Russia and China are depriving millions of civilians who refuse to bow down to the Bashar Assad regime of much-needed humanitarian aid, the head of Syria's interim opposition government said Wednesday.
Abdurrahman Mustafa criticized the two United Nations Security Council countries for their veto on Tuesday of the renewal of a mechanism that allows international humanitarian aid to be sent to Syrians without regime interference. The U.N. agreement is to expire on July 10, and China and Russia denied the decree allowing an extension of the contract.
"Russia and China's veto is unacceptable. They are helping the Assad regime both in the field and in the international arena. Millions of civilians in need of help will be affected," Mustafa said.
He noted that the veto came on the same day as a U.N. Commission of Inquiry on Syria report suggested that the Assad regime and Russia are committing war crimes in the country. Mustafa went on to say that Russia is leaving millions of people homeless by supporting the Assad regime. He urged the international community to protest, adding, "Despite Russia's efforts, humanitarian aid to Syria should not stop."

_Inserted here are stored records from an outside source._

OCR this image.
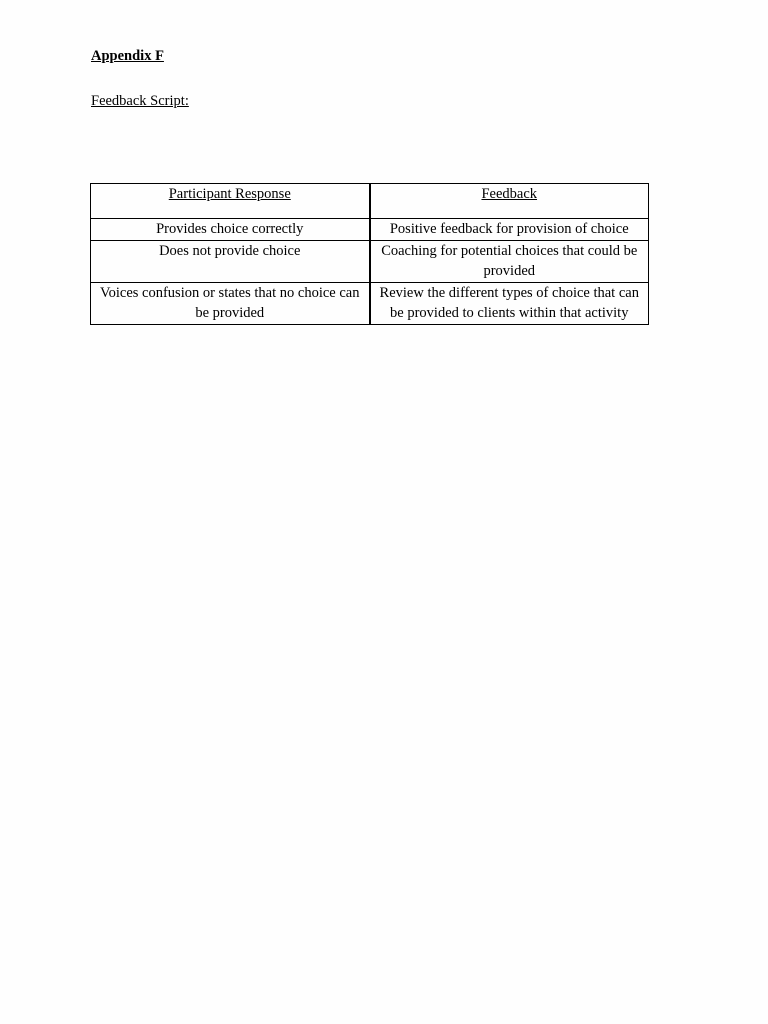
Appendix F
Feedback Script:
Participant Response	Feedback
Provides choice correctly	Positive feedback for provision of choice
Does not provide choice	Coaching for potential choices that could be provided
Voices confusion or states that no choice can be provided	Review the different types of choice that can be provided to clients within that activity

The National Coalition for Syrian Revolutionary and Opposition Forces, an umbrella group of Syrian opposition factions, called Russia and China's approach an example of the "organized political terrorism" that has been going on in the Security Council for years.
"Russia should not be allowed to vote on issues regarding Syria, specifically regarding humanitarian aid; having been the major party in crimes and violations of rights against the Syrian people. Russia is a party to conflict and it cannot be a judge on these issues," their statement read.
In order to send international humanitarian aid to Syria, a Security Council decision is needed and a vote was held on Tuesday for the aid mechanism to be renewed. The decree had been put forward to the council by Germany and Belgium.
Last year, there were four border gates through which aid could be shipped into Syria, and two of these were through Turkey.
After Russia and China vetoed an extension of that agreement last January, the number of gates was reduced to two for the last six months. The gates at Ar-Ramsa between Syria and Jordan and at al-Yarubiyya in Iraq were shut down for aid transit.
In the current agreement, humanitarian aid to Syria can only be sent through Turkey, through two different border gates, at Bab al-Salam and at Bab al-Hawa.
After the vote, Russia announced it will suggest its own decree, one that will allow aid to Syria to go through only a single border gate, Bab al-Hawa, for six months. The Security Council on Wednesday overwhelmingly rejected the Russian resolution.
U.S. Ambassador Kelly Craft accused Russia and China of “breathtaking callousness and dishonesty” and distorting the realities on the ground. Their actions in both resolutions underscore “a harrowing truth – that Russia and China have decided that millions of Syrian lives are an insignificant cost of their partnership with the murderous Assad regime,” she said in a statement.
Moutaz Adham, the Syria director for the humanitarian group Oxfam, called the council’s failure to reach an agreement “a devastating blow to the millions of Syrian families who rely on this aid for clean water, food, health care and shelter.”
“Cross-border aid is needed now more than ever, as Syrians face the threat of COVID-19,” he said. “All available avenues for delivering aid will be critical in helping the more than 11 million people in need of assistance across Syria.”
Germany’s U.N. ambassador, Christoph Heusgen, said that while the Bab Al-Hawa crossing is used to deliver aid to Idlib province, the Bab al-Salam crossing reaches the region north of Aleppo, where an additional 300,000 Syrians displaced by the last offensive are now sheltering.
“Both areas are separated by conflict lines,” he said.